Official figures published yesterday by the Department of Health show that national immunisation rates have fallen across the board as confidence in vaccination has ebbed away.

For the first time in nine years, vaccination rates against diphtheria, tetanus and polio have dropped below the 95 per cent level judged necessary to provide "herd" immunity to the population.

Vaccination rates against pertussis (whooping cough) and haemophilus influenza b, which can cause meningitis, also fell last year. But the biggest fall was in the uptake of the MMR vaccine, down 3 percentage points on the previous year to 84 per cent.

The only exception to the overall downward trend was in the new meningitis C vaccine, introduced in 2000, where the take-up rate was up 1 point at 89 per cent.

A spokesman for the Public Health Laboratory Service (PHLS) said the alarm should not yet be sounded over falling immunisation rates but there were clear signs of a general retreat. He said: "It is not in doubt that anxiety over MMR has had a knock-on effect. There are a few parents who may decline or delay other vaccinations because of their worries over MMR."

He added: "It was also hard to sustain high uptake as people became complacent when diseases were banished from the community."
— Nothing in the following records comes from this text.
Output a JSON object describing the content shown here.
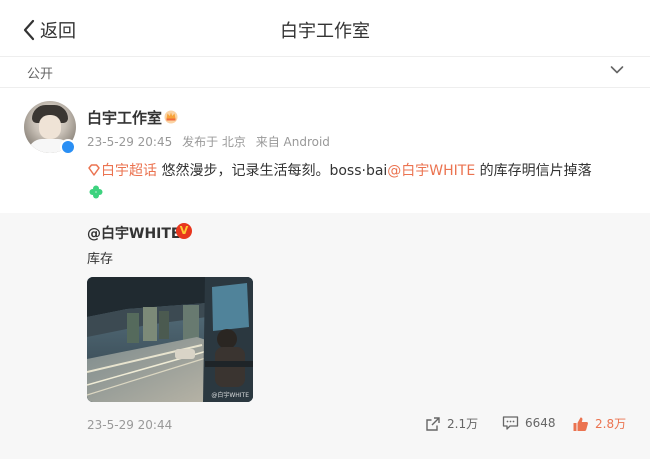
{
  "header": {
    "back_label": "返回",
    "title": "白宇工作室"
  },
  "visibility": {
    "label": "公开"
  },
  "post": {
    "username": "白宇工作室",
    "meta": {
      "time": "23-5-29 20:45",
      "location": "发布于 北京",
      "source": "来自 Android"
    },
    "topic": "白宇超话",
    "text_before_mention": " 悠然漫步，记录生活每刻。boss·bai",
    "mention": "@白宇WHITE",
    "text_after_mention": " 的库存明信片掉落"
  },
  "repost": {
    "username": "@白宇WHITE",
    "badge": "V",
    "text": "库存",
    "photo_watermark": "@白宇WHITE",
    "time": "23-5-29 20:44",
    "actions": {
      "share": "2.1万",
      "comments": "6648",
      "likes": "2.8万"
    }
  },
  "colors": {
    "accent": "#eb7350",
    "verified": "#2a8ff4",
    "clover": "#3dd27e"
  },
  "icons": [
    "chevron-left-icon",
    "chevron-down-icon",
    "crown-icon",
    "topic-icon",
    "clover-icon",
    "share-icon",
    "comment-icon",
    "like-icon"
  ]
}
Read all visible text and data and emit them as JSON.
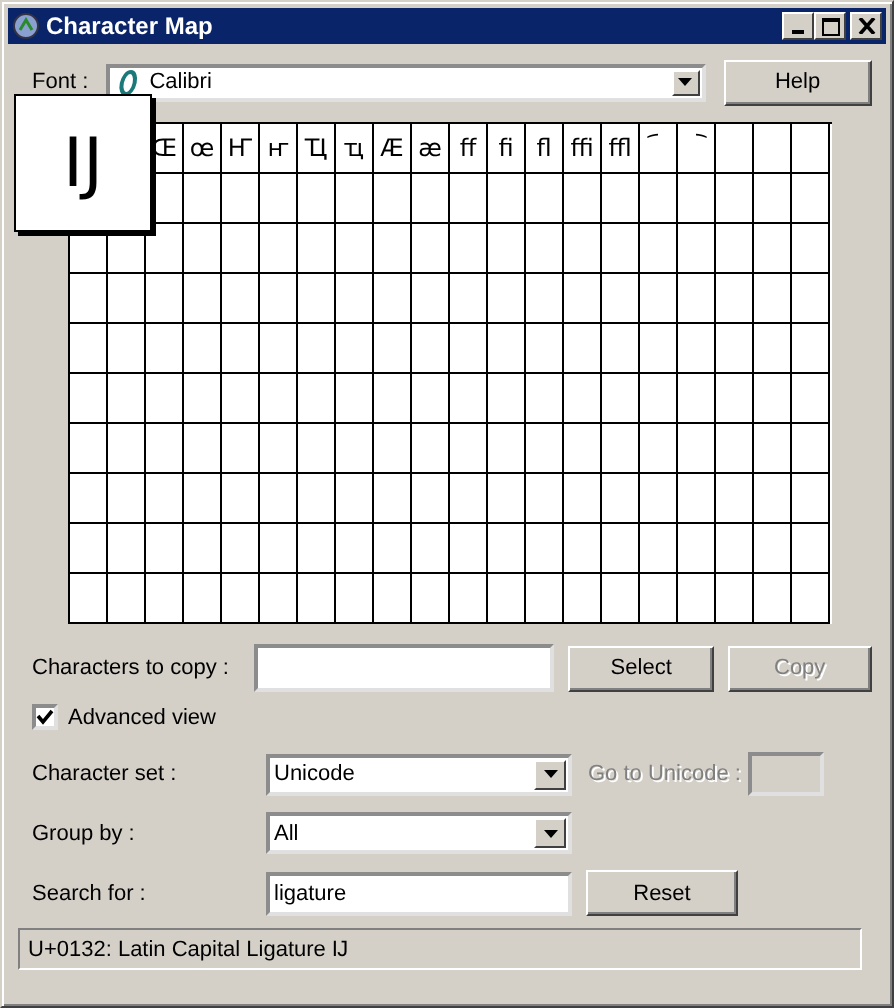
{
  "window": {
    "title": "Character Map"
  },
  "font": {
    "label": "Font :",
    "value": "Calibri"
  },
  "help_button": "Help",
  "grid": {
    "characters": [
      "Œ",
      "œ",
      "Ҥ",
      "ҥ",
      "Ҵ",
      "ҵ",
      "Ӕ",
      "ӕ",
      "ﬀ",
      "ﬁ",
      "ﬂ",
      "ﬃ",
      "ﬄ",
      "︠",
      "︡"
    ]
  },
  "magnified_character": "Ĳ",
  "characters_to_copy": {
    "label": "Characters to copy :"
  },
  "select_button": {
    "label": "Select",
    "disabled": false
  },
  "copy_button": {
    "label": "Copy",
    "disabled": true
  },
  "advanced_view": {
    "label": "Advanced view",
    "checked": true
  },
  "character_set": {
    "label": "Character set :",
    "value": "Unicode"
  },
  "go_to_unicode": {
    "label": "Go to Unicode :",
    "disabled": true
  },
  "group_by": {
    "label": "Group by :",
    "value": "All"
  },
  "search_for": {
    "label": "Search for :",
    "value": "ligature"
  },
  "reset_button": {
    "label": "Reset",
    "disabled": false
  },
  "status_bar": "U+0132: Latin Capital Ligature Ĳ"
}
National coverage against MMR is now 8 points lower than its peak of 92 per cent achieved in 1995-96. The worst hit area is London where the lowest rate is 64 per cent in Kensington, Chelsea and Westminster, according to the latest quarterly figures from the PHLS. An outbreak of measles in Lambeth, Southwark and Lewisham earlier this year, where the MMR vaccination rate is 71 per cent, led to warnings that further outbreaks in the capital could be expected.

Parents began deserting MMR after the publication of controversial research in 1998 led by Adrian Wakefield, formerly of the Royal Free Hospital, which linked MMR with bowel disease and autism.

No other research group has been able to confirm the link and the consensus of scientific opinion is that MMR is safe. But reassurances from the Government have failed to stem the slide in confidence, which is now spreading to other vaccines.

A spokesperson for the Department of Health said: "Today's figures show that uptake at aged 2 for most vaccines in the childhood immunisation programme remains close to 95 per cent, which is very encouraging. This is the World Health Organisation recommended target for working towards the worldwide elimination of these diseases.

"Uptake figures of just below this target will not have any significant effect on levels of protection in the community."

Dr David Brown, of the PHLS, who reviewed all 51 cases in the measles outbreak in London earlier this year, said: "The findings do suggest that we are getting to a stage where we are going to see more extensive transmission of measles and that is worrying."